• Keine Ergebnisse gefunden

4. DISKUSSION

4.2. C HARAKTERISIERUNG DER S TRESSTOLERANZ VERSCHIEDENER W EIZENSORTEN

4.2.3. Lichtstress

Entfernen sich Umweltbedingungen für eine Pflanzenart oder Sorte vom jeweiligen Optimum, geraten sie in Stress, es treten abiotische Schädigungen der Pflanzen auf, die katastrophale Ausmaße annehmen können. Für die Entstehung von physiologischen Blattflecken wird in der Literatur die sich ändernde Strahlung diskutiert. In dieser Arbeit wurde die Strahlung als Ursache für PLS bestätigt, da Beobachtungen im Feld zeigten, dass nur die der Sonne zugewandte Blattseite Blattverbräunungen aufwies. Nach Trepte & Winkler (2002) hat die UV-Spitzenbelastung am Erdboden aufgrund des stratosphärischen Ozonverlusts und Reflexion an Wolken langfristig zugenommen. Stress durch Überbelichtung gefährdet die Pflanzen akut durch Überenergetisierung und Bildung von reaktiven Sauerstoffradikalen.

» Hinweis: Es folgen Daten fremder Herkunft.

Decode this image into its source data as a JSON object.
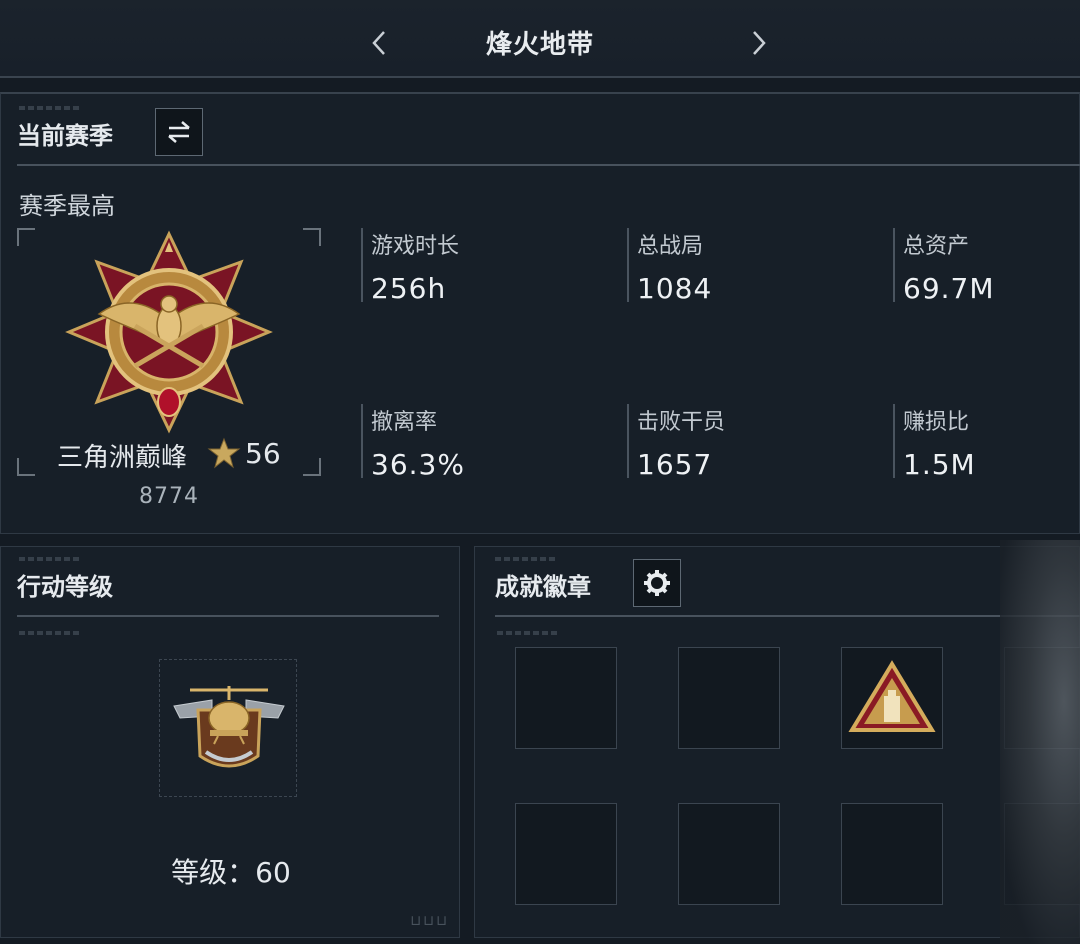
{
  "header": {
    "title": "烽火地带",
    "prev_icon": "chevron-left-icon",
    "next_icon": "chevron-right-icon"
  },
  "season": {
    "title": "当前赛季",
    "switch_icon": "swap-arrows-icon",
    "subtitle": "赛季最高",
    "rank": {
      "name": "三角洲巅峰",
      "star_icon": "star-icon",
      "stars": "56",
      "score": "8774"
    },
    "stats": [
      {
        "label": "游戏时长",
        "value": "256h"
      },
      {
        "label": "总战局",
        "value": "1084"
      },
      {
        "label": "总资产",
        "value": "69.7M"
      },
      {
        "label": "撤离率",
        "value": "36.3%"
      },
      {
        "label": "击败干员",
        "value": "1657"
      },
      {
        "label": "赚损比",
        "value": "1.5M"
      }
    ]
  },
  "action_level": {
    "title": "行动等级",
    "emblem_icon": "helicopter-emblem-icon",
    "level_text": "等级：60"
  },
  "achievements": {
    "title": "成就徽章",
    "settings_icon": "gear-icon",
    "badge_icon": "pyramid-badge-icon"
  },
  "colors": {
    "background": "#141b23",
    "panel": "#182029",
    "gold": "#c9a35a",
    "crimson": "#8e1b2a"
  }
}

Ausgehend von dieser Gefährdung haben Pflanzen viele Vermeidungs- und Anpassungsmechanismen auf morphologischer Ebene ausgebildet.

Abbildung 100: Einfluss der Blattstellung auf den Photosynthese-Verlauf ausgesuchter Winterweizensorten im Entwicklungsstadium Ende der Blüte (EC 69) des Versuchsjahres 2004 aus dem Landessortenversuch der Landwirtschaftskammer Hannover, Standort Höckelheim. Links Radarplot der Mittelwerte zur planophilen Blattstellung der Sorten Akteur, Batis, Hybred, Magnus, Solitär, Terrier und Türkis werden mit Messungen zu erektophilen Weizensorten Elvis, Grommit, Limes, Privileg und Tommi verglichen. Rechts signifikante Abweichungen unterschiedlicher Blattstellungen bei einer Fehlerwahrscheinlichkeit p < 0,05.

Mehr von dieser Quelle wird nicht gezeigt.